From 2012-16, the manager with the best “good decision” rate — measured (through a complex formula) by which skipper’s batters recorded the best balls-to-strikes ratio — was Dusty Baker, of the Reds (2012-13) and Nationals (2016), who registered a 61.91 percent rate. Girardi came in last at 61.51 percent. The differential between Baker and Girardi, Carleton calculated, can lead to one extra win per season for a team.
Carleton built on that and came up with “Grind runs” per season, which he did by adding batters’ selectivity and pitchers’ strikes-to-balls ratio against opponents. From 2012-16, Bud Black of the Padres (2012-15) topped the list with 9.68 grind runs per season, and Girardi placed last, again, with minus-7.57.
Interestingly, when Carleton updated his counts for 2013-17, Girardi fared better: He rose out of the bottom five in good decision rate, and he jumped to third-worst with minus-3.25 grind runs per season, trailing Walt Weiss (minus-7.57 with the Rockies from 2013-16) and the Cardinals’ Mike Matheny (minus-4.78).
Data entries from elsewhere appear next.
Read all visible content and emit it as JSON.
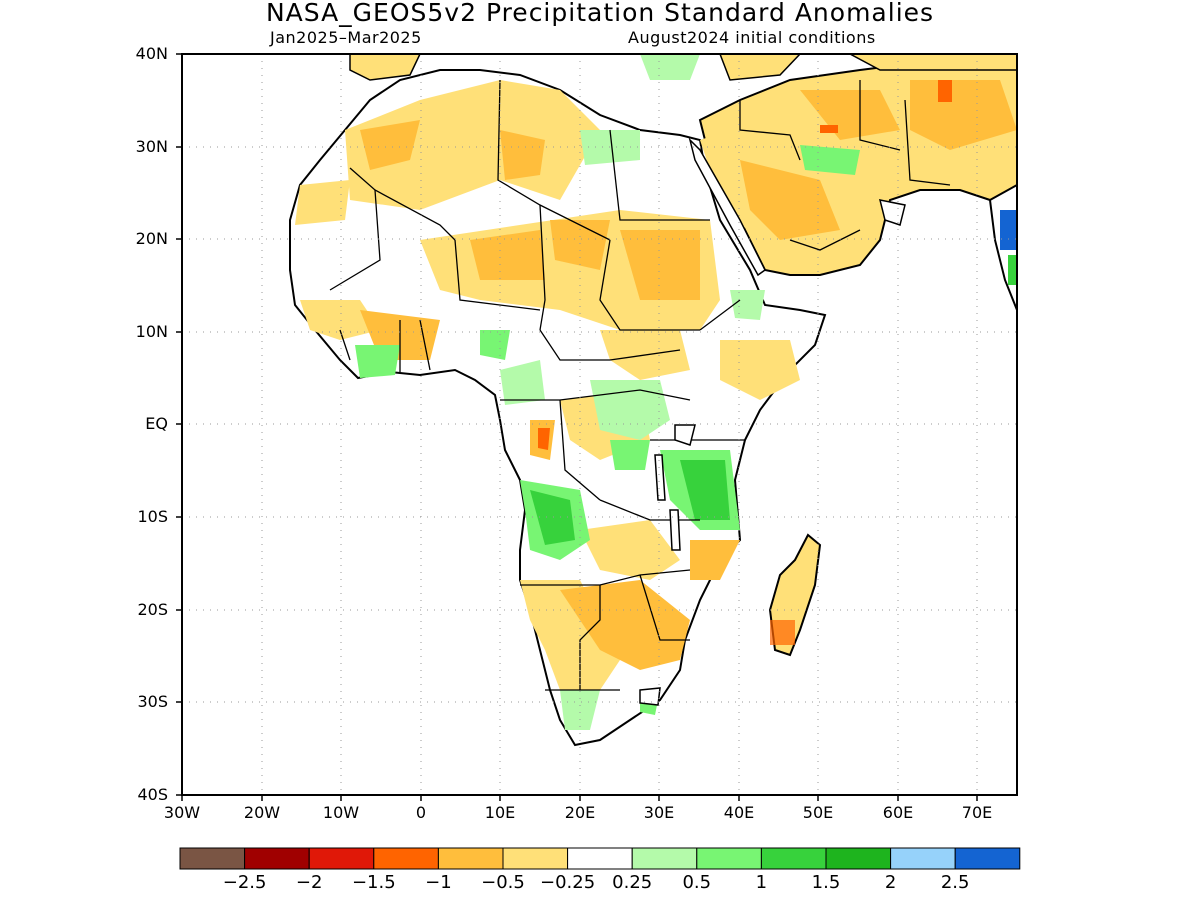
{
  "title": "NASA_GEOS5v2 Precipitation Standard Anomalies",
  "subtitle_left": "Jan2025–Mar2025",
  "subtitle_right": "August2024 initial conditions",
  "map": {
    "region": "Africa",
    "lat_labels": [
      "40N",
      "30N",
      "20N",
      "10N",
      "EQ",
      "10S",
      "20S",
      "30S",
      "40S"
    ],
    "lon_labels": [
      "30W",
      "20W",
      "10W",
      "0",
      "10E",
      "20E",
      "30E",
      "40E",
      "50E",
      "60E",
      "70E"
    ],
    "lat_range": [
      -40,
      40
    ],
    "lon_range": [
      -30,
      75
    ]
  },
  "colorbar": {
    "colors": [
      "#7a5544",
      "#a00000",
      "#e01808",
      "#ff6400",
      "#ffbe3c",
      "#ffe078",
      "#ffffff",
      "#b4faaa",
      "#78f573",
      "#37d23c",
      "#1eb41e",
      "#96d2fa",
      "#1464d2"
    ],
    "labels": [
      "−2.5",
      "−2",
      "−1.5",
      "−1",
      "−0.5",
      "−0.25",
      "0.25",
      "0.5",
      "1",
      "1.5",
      "2",
      "2.5"
    ]
  }
}
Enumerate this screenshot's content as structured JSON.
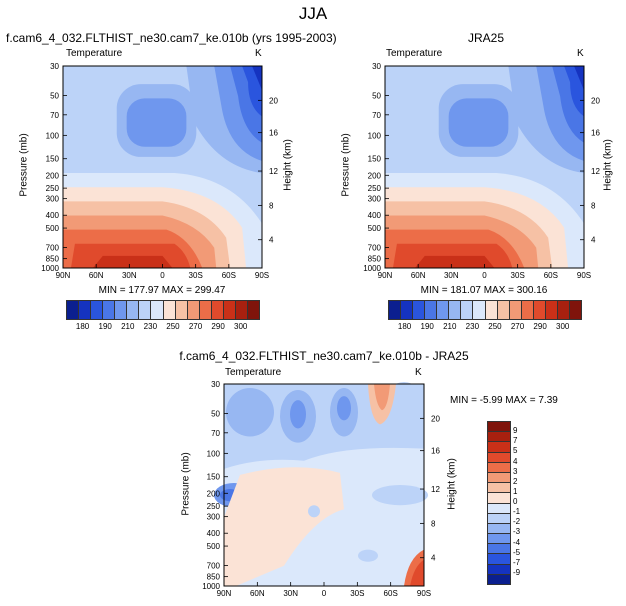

Girardi improved with the 2017 Yankees, who gained notoriety for their dugout and on-the-field bonding hijinks and who memorably overcame an 0-2 deficit against the Indians in the AL Division Series.
Carleton said in a telephone interview Wednesday that this study emanated from an interest in quantifying managers’ performance.
“We know the tactical stuff is not as important as anyone thinks it is,” he explained. “So what the hell does a manager do?”
Asked if he has shared this study with teams, Carleton declined comment.
Can Boone’s serenity lead to selectivity? We’ll monitor it and everything else about his performance as the sample size grows in conjunction with the scrutiny.